This 8-Minute Core-and-Back Workout Burns so Good (and Is Over in No Time!)

Each month, a new trainer takes us through four of the best workouts they have in their back pocket. Follow along weekly for new ways to sweat it out with us. See All

When it comes to working your back, sometimes it's out of sight, out of mind. But your core actually plays an impactful role in keeping you upright and helping you to stand straighter. So let's work it out, yeah? This week, our Trainer of the Month Charlee Atkins has a workout that will light up your entire back and get you stronger in eight minutes flat.

In this week's workout from the Le Sweat founder, you'll be strengthening your all-important postural muscles that keep your entire body supported: Your chest, core, back, glutes, shoulders, and obliques are going to feel the burn. "In the back, there are a lot of muscles, and we want to hit everything so that you're nice and balanced," says Atkins. All you'll need is a mat and dumbbells, though you can use your bodyweight for a just-as-good core and back workout sesh.

Try this 8-minute core and back workout

Do each exercise for 45 seconds followed by a 15-second recovery.

1. Bird dog: Come down into quadruped position, hips above your knees, shoulders above your wrists. Kick one leg back, then take your opposite arm and reach it out. Keep your back flat and your core engaged. Bring those sides down to the center and switch, then keep alternating sides. Keep that back foot flexed as you push your heel towards the wall.

2. Single arm + leg row—right: From quadruped position, one leg will be down, and the other foot is extending behind you. You can have your toe down or your foot lifted up. With a dumbbell in your right hand, pull your right elbow to the sky, wrist to your ribs. Your opposite leg can be lifted, but if it's too much, you can bring it to the floor. Keep rowing with your elbow to the sky, wrist to ribs. If you're not using weights, just move at a quicker pace.

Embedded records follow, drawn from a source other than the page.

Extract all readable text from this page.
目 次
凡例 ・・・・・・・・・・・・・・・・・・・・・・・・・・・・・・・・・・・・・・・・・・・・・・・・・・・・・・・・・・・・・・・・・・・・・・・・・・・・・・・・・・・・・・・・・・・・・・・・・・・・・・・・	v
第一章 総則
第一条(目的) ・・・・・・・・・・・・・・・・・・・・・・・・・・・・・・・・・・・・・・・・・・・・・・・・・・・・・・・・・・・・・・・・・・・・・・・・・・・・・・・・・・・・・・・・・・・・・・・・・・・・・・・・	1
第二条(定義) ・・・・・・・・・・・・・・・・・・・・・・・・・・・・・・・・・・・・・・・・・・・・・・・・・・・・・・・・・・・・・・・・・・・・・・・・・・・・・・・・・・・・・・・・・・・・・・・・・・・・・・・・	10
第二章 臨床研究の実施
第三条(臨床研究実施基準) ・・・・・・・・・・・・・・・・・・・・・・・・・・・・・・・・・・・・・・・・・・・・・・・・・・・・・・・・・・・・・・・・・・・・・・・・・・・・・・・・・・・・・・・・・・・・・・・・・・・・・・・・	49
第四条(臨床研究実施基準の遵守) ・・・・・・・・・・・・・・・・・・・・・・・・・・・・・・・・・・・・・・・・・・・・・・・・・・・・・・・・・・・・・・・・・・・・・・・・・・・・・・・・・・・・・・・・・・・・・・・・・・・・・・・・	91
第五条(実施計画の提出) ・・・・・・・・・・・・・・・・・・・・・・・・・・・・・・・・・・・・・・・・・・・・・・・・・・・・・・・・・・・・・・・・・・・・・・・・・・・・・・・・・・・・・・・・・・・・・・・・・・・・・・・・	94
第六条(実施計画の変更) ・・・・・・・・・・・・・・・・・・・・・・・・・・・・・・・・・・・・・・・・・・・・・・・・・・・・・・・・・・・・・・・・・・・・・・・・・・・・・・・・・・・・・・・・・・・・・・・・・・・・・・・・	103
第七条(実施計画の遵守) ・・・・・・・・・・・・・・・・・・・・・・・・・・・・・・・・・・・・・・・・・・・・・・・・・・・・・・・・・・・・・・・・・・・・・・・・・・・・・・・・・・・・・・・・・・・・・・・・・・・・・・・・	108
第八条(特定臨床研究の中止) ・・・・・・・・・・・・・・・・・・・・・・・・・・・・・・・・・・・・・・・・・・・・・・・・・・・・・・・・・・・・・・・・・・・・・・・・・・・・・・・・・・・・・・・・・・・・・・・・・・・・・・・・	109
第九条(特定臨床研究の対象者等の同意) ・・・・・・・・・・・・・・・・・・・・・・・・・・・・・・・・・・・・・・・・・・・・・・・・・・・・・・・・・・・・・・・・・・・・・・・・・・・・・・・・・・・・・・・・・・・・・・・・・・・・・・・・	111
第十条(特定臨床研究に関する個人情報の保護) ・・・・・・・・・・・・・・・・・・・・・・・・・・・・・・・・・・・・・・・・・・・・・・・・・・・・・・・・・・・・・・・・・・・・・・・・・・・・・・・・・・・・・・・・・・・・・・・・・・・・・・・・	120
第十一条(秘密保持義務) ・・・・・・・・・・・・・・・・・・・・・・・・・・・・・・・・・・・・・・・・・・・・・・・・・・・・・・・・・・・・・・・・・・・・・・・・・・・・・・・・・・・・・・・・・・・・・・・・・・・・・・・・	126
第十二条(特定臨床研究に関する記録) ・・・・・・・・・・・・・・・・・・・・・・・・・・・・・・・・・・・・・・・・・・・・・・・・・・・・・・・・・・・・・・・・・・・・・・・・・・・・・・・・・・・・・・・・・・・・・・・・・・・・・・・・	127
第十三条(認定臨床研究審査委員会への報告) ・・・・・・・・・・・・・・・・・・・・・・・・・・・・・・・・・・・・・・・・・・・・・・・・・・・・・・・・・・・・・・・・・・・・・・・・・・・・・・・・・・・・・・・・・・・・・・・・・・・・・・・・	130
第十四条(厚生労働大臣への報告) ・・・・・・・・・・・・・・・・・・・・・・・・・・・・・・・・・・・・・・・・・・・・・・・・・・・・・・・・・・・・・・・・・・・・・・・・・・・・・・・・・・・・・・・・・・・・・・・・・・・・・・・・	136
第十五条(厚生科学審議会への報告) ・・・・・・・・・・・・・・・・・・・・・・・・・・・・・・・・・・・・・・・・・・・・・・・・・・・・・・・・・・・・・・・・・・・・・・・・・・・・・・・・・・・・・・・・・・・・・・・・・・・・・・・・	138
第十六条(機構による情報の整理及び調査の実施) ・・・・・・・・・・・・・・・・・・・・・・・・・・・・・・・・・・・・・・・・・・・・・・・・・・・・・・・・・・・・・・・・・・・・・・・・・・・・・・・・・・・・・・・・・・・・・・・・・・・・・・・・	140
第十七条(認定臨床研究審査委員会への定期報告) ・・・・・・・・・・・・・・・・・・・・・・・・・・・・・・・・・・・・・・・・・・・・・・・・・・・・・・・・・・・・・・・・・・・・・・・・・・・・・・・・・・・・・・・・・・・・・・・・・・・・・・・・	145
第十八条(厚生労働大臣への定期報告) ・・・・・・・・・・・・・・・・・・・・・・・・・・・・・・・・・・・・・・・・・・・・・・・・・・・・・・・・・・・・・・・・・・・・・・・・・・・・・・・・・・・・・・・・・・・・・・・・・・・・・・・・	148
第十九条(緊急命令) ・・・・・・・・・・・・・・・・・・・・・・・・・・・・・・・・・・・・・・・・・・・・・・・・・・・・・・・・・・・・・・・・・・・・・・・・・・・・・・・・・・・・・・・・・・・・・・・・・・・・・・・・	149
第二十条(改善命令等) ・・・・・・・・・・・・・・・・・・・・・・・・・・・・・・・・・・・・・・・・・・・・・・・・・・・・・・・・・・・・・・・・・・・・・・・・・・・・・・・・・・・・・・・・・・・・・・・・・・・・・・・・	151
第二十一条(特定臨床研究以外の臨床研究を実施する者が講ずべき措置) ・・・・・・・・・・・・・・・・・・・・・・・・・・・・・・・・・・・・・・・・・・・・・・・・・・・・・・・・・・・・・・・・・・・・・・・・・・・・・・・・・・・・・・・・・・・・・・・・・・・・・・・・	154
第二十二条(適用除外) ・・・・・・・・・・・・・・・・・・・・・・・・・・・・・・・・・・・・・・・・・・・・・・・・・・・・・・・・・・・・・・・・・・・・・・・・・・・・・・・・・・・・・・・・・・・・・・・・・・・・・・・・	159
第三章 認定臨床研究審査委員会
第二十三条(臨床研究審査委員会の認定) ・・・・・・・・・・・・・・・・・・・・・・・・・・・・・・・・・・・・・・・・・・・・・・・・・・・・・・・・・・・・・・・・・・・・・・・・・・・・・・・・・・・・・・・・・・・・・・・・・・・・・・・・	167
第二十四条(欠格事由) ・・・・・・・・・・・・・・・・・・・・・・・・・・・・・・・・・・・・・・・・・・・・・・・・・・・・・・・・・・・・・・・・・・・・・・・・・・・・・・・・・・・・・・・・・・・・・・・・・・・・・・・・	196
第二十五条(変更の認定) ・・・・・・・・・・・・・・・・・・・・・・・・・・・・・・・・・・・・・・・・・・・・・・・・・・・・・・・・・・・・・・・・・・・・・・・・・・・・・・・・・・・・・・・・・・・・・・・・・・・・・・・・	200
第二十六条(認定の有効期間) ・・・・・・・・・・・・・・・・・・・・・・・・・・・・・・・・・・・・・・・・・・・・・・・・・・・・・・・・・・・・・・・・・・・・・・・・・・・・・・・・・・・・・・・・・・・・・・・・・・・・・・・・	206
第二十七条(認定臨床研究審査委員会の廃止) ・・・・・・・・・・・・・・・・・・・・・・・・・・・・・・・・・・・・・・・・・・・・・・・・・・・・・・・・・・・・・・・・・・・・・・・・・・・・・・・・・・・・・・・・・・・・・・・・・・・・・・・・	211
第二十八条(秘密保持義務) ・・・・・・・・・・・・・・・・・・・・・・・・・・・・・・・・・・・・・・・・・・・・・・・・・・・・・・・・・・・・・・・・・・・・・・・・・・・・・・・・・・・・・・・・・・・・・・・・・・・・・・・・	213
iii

3. Single arm + leg row—left: Repeat on the left side. For an added challenge, you can use both dumbbells in one hand. Be sure to keep your glutes engaged the entire time.

4. Chest fly + leg lower: Lie down onto your back and bring your feet up to the sky, arms extended over your chest. With or without weights in your hands, open your arms out to the side for a chest fly with a slight bend in your elbows. Bring your hands back above the chest, then lower your legs down. If both legs lowering at once is too much, you can lower one down, then the other—just make sure your lower back presses into the mat with the leg lowers.

5. Around the world: In a half kneeling position, hold your dumbbells with your palms pressing forward. Reach your arms out, pressing your fists as far as they can go on both sides, then come up overhead, and slowly lower them back down. Stay controlled with the entire arm movement. You should feel this in your shoulders.

6. Reverse tabletop: With your toes pointed forward, fingers pointed towards your toes, come into a backwards quadruped position. Press through your heels to lift your hips up, then lower back down. Keep your shoulders over your wrists and your chest open.

7. Heel taps: Come down onto your back with your hands at your side. You should be able to brush your heels with your fingertips. Lift your heart up towards the ceiling, keeping your gaze up, and touch the outside of the heels. This targets the obliques. For an added challenge, you can touch the inside of the ankles, which gives you a bit more flexion on the side of the body.

8. Alternating side plank: Come into a high plank position, shoulders over wrists. Your feet should be a little wider than hip-width distance apart. Reach one arm towards the ceiling, replace that hand down, then switch sides. Make sure your shoulder stays in line with your wrist as you take one hand up towards the ceiling. If this is too much, you can modify by dropping down onto the knees for more support. Otherwise, just keep pivoting on the balls of the feet, going from one side to another.